The individual eventing (Military) was an equestrian event held as part of the equestrian at the 1912 Summer Olympics programme. It was the first appearance of the event.

The competition was held from Saturday to Wednesday, 13 to 17 July 1912 for a period of five days, with a day rest after the first two events. A maximum of four riders from each nation was allowed. The entries closed on 1 June 1912. Every rider had to ride only one and the same horse in the event.

Results 

The start and finish were both on the grounds of the Field Riding Club. In consequence of the hot weather prevailing, the ground was very hard. All the competitors were previously shown the course, which was marked with red flags. In addition to this, a map of the course and definite instructions were given by the guides to the competitors.

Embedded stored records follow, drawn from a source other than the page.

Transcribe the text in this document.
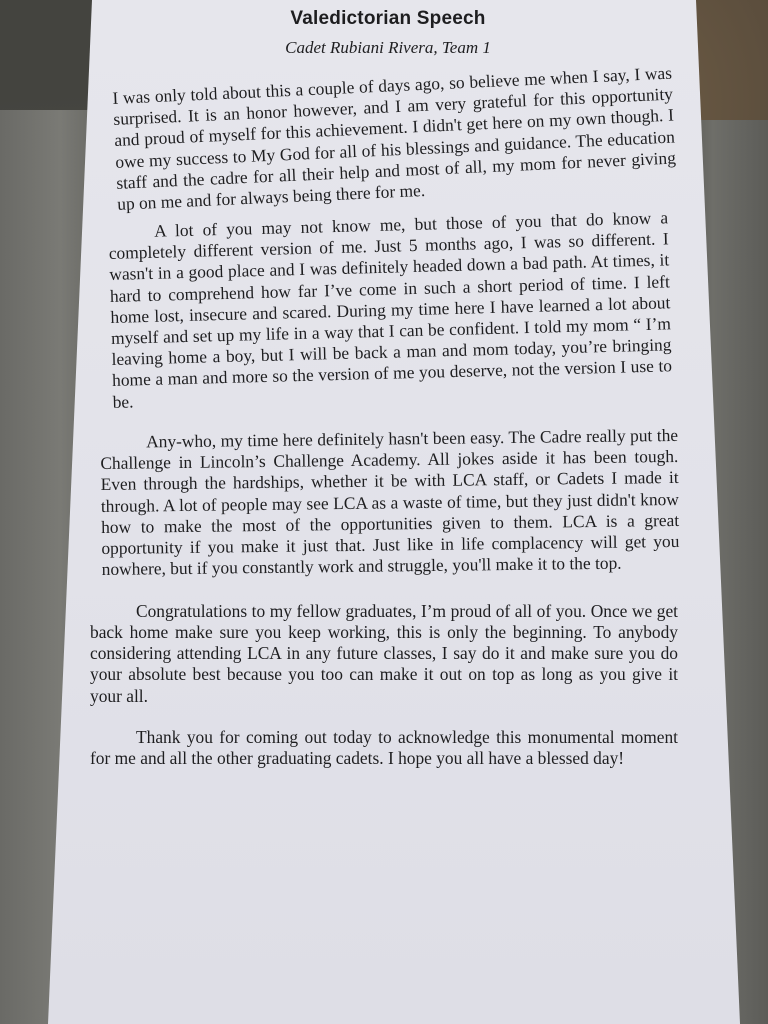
Valedictorian Speech
Cadet Rubiani Rivera, Team 1

I was only told about this a couple of days ago, so believe me when I say, I was surprised. It is an honor however, and I am very grateful for this opportunity and proud of myself for this achievement. I didn't get here on my own though. I owe my success to My God for all of his blessings and guidance. The education staff and the cadre for all their help and most of all, my mom for never giving up on me and for always being there for me.

A lot of you may not know me, but those of you that do know a completely different version of me. Just 5 months ago, I was so different. I wasn't in a good place and I was definitely headed down a bad path. At times, it hard to comprehend how far I’ve come in such a short period of time. I left home lost, insecure and scared. During my time here I have learned a lot about myself and set up my life in a way that I can be confident. I told my mom “ I’m leaving home a boy, but I will be back a man and mom today, you’re bringing home a man and more so the version of me you deserve, not the version I use to be.

Any-who, my time here definitely hasn't been easy. The Cadre really put the Challenge in Lincoln’s Challenge Academy. All jokes aside it has been tough. Even through the hardships, whether it be with LCA staff, or Cadets I made it through. A lot of people may see LCA as a waste of time, but they just didn't know how to make the most of the opportunities given to them. LCA is a great opportunity if you make it just that. Just like in life complacency will get you nowhere, but if you constantly work and struggle, you'll make it to the top.

Congratulations to my fellow graduates, I’m proud of all of you. Once we get back home make sure you keep working, this is only the beginning. To anybody considering attending LCA in any future classes, I say do it and make sure you do your absolute best because you too can make it out on top as long as you give it your all.

Thank you for coming out today to acknowledge this monumental moment for me and all the other graduating cadets. I hope you all have a blessed day!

Trial 1 – Long distance ride 

Saturday, 13 July: 8 a.m. (Starting interval five minutes) Course of the "Fältridtklubben" (Stockholm Cross Country Riding Club) Riders had 4 hours to cover a distance of 55 kilometres. Jacques Cariou set the fastest time. One rider had a deduction for being 40 seconds too slow and one rider retired.

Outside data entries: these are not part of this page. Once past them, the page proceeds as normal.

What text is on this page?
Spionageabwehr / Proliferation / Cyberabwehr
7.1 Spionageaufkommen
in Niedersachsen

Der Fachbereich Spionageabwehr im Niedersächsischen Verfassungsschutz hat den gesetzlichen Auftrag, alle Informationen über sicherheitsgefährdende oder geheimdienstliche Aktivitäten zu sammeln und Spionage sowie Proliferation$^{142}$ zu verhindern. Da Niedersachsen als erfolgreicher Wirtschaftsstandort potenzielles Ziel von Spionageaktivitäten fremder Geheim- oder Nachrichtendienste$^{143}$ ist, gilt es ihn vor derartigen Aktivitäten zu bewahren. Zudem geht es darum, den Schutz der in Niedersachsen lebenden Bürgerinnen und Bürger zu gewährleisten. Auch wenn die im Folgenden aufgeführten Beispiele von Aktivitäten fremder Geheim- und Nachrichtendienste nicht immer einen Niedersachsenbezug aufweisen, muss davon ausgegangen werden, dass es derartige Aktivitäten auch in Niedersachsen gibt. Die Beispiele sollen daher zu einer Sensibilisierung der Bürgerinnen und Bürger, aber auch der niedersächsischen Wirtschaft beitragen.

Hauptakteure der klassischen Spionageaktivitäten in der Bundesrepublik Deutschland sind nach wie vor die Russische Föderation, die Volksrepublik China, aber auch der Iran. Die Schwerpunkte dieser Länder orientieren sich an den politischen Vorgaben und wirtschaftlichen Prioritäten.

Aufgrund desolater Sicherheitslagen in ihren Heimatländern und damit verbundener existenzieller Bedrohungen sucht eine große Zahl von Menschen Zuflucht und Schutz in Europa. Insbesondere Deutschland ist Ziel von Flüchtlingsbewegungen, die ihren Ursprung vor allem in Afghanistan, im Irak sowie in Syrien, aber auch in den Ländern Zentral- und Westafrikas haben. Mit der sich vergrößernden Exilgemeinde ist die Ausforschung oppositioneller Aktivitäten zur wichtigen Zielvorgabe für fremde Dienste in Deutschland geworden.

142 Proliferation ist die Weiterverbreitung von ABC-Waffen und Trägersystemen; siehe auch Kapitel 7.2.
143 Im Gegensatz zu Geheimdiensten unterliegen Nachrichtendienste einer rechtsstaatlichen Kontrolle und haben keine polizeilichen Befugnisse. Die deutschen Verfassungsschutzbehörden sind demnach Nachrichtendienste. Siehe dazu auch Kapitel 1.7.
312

Trial 2 – Cross country ride 

Saturday, 13 July: The five kilometres course could not be called difficult, the obstacles consisting chiefly of fences, with or without ditches, and streams, however only the heat was oppressive. 15 minutes were allotted. Points were deducted both for going over time (which no rider did) and for faults. Three riders were disqualified due to riding the wrong way. The raw score was 130 points; it was divided by 13 and rounded to two decimal places to get a standardized score for the overall competition.

Trial 3 – Individual riding over steeplechase course 

Monday, 15 July: The third trial was a steeplechase, which took place at Lindarängen. 5 minutes and 50 seconds were allotted. Deductions were taken both for time and for obstacles, though no rider incurred any obstacle faults. Three riders had a deduction for going over time, which causes two points every second. One rider did not start and one rider was disqualified due to riding the wrong way. Bryan Lawrence did not finish the race after falling at a grass-covered ditch outside the course. The accident causing a slight concussion of the brain, from which the rider soon recovered, however. Raw scores were out of 100, divided by 10 to get a standardized score.

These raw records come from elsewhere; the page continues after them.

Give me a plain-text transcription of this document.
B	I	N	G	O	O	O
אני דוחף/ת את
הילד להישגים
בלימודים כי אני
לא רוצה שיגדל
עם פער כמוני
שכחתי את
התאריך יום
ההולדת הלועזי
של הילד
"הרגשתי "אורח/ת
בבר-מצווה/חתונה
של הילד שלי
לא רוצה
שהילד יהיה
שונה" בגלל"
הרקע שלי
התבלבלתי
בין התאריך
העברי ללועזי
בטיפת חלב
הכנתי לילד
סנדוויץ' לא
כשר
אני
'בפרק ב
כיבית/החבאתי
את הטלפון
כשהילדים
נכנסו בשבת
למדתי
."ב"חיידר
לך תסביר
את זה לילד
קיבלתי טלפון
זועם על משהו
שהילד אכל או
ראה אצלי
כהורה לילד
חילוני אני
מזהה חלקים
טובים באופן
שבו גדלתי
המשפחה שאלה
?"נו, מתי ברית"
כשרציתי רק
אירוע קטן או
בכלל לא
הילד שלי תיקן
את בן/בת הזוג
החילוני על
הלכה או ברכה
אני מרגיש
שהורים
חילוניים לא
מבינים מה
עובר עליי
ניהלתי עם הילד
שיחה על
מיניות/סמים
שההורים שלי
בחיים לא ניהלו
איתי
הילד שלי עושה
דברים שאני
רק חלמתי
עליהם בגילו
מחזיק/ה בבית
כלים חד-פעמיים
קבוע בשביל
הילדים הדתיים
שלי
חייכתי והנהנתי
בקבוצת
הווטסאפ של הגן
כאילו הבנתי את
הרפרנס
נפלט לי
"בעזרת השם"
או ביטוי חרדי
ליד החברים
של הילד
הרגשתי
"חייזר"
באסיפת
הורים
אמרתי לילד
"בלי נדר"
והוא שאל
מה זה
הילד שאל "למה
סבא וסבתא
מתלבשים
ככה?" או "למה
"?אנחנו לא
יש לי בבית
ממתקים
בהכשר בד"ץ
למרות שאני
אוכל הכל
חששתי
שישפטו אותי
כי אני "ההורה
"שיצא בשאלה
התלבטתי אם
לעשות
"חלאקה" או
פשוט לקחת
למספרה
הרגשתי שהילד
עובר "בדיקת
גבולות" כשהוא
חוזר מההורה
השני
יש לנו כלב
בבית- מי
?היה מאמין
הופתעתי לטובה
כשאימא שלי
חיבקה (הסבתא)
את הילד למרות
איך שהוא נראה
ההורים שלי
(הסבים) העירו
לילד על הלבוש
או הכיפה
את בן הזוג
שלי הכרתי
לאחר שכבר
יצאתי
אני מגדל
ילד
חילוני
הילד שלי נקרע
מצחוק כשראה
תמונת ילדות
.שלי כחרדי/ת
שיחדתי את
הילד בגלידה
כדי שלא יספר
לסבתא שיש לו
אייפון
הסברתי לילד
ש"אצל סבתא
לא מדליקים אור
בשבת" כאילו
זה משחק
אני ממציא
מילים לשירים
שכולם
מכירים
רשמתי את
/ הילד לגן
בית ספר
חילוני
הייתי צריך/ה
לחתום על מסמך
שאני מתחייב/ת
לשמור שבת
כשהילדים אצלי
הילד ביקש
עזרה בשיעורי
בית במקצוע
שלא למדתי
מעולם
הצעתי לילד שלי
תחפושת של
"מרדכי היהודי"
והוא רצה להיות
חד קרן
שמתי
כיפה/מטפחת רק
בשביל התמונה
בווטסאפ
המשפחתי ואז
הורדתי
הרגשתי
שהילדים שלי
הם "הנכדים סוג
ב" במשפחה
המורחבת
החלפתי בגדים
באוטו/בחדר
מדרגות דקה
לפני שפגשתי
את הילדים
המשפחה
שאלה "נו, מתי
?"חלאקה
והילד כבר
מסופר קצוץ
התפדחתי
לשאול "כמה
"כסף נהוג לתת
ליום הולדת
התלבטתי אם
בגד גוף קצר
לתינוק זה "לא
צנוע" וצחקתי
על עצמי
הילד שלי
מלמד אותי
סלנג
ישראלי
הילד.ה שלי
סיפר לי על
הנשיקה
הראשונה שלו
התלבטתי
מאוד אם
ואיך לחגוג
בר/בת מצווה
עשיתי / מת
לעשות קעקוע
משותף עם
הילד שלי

Trial 4 – Prize jumping (Show jumping test) 

After the presentation on Monday afternoon of the prizes won in track and field events, the Stadium had been transformed into an obstacle-course, with flower-beds here and there.

Tuesday, 16 July: The fourth trial was an obstacle jumping course, which took place in the Olympiastadion. 15 obstacles, which were of small dimensions and fewer in number than for the other prize jumping events, had to be cleared perfectly. 2 minutes and 45 seconds were allotted. Deductions were taken both for time and for not completely clearing obstacles. One rider did not start and two riders were disqualified. Raw scores were out of 150, which were divided by 15 and rounded to two decimal places to get a standardized score.

The obstacles:

1: Hedge height: 1.10 metre, width: 0.60 metres
2: Fence height: 1.15 metre
3: Stone-Wall height: 1.30 metre, base-width: 1.50 metre, top-width: 0.70 metre
4: Railway-gates two each height: 1.15 metre; 8 metres between
5: Triple-bar height first: 0.75 metre, second: 1.00 metre, third: 1.25 metre; 2 metres between first and last
6: Fence in Dike 2.70 metre from bank to obstacle and also 2.70 metre from obstacle to bank; height: 1.10 metre
7: Hedge and Top Bar height at the front: 0.90 metre and at the back: 1.15 metre width: 0.75 metre
8: Fence-Dike-Hedge height fence: 1.00 metre, height hedge: 0.75 metre; between 5 metres dike, 0.50 metre deep
9: Fence height: 1.35 metre
10: Brick-Wall height: 1.40 metre, base-width: 1.50 metre, top-width: 0.70 metre
11: Country Road with fence on each side, each fence height: 1.00 metre, 9 metres between; behind the first a 1-metre ditch and also in front of the second
12: Earth-Wall with Bar height of the wall: 1.00 metre, with the bar: 1.30 metre; top-width: 0.80 metre
13: Stone-Wall-Dike-Stone-Wall stone wall height: 1.10 metre, base-width: 1.10; 8 metres to the dike, which is 2.50 metre wide, and another stone wall of the same proportions
14: Bank-Fence a 1.30 metre ditch is followed by a long bank with 1.00 height, at the end of the bank a 0.50 metre high fence, followed after 8 metres by a second 1.10 high fence
15: Dike a 0.60 metre high obstacle in front of a 4.00 metres wide dike

Trial 5 – Prize riding (Dressage test) 

Wednesday, 17 July: The prize riding was also held in the Olympiastadion. The score for the final event was determined by a panel of 7 judges, each giving a score of up to 110.  The maximum raw score was therefore 770, which was divided by 77 and rounded to two decimal places to standardize it for the overall competition.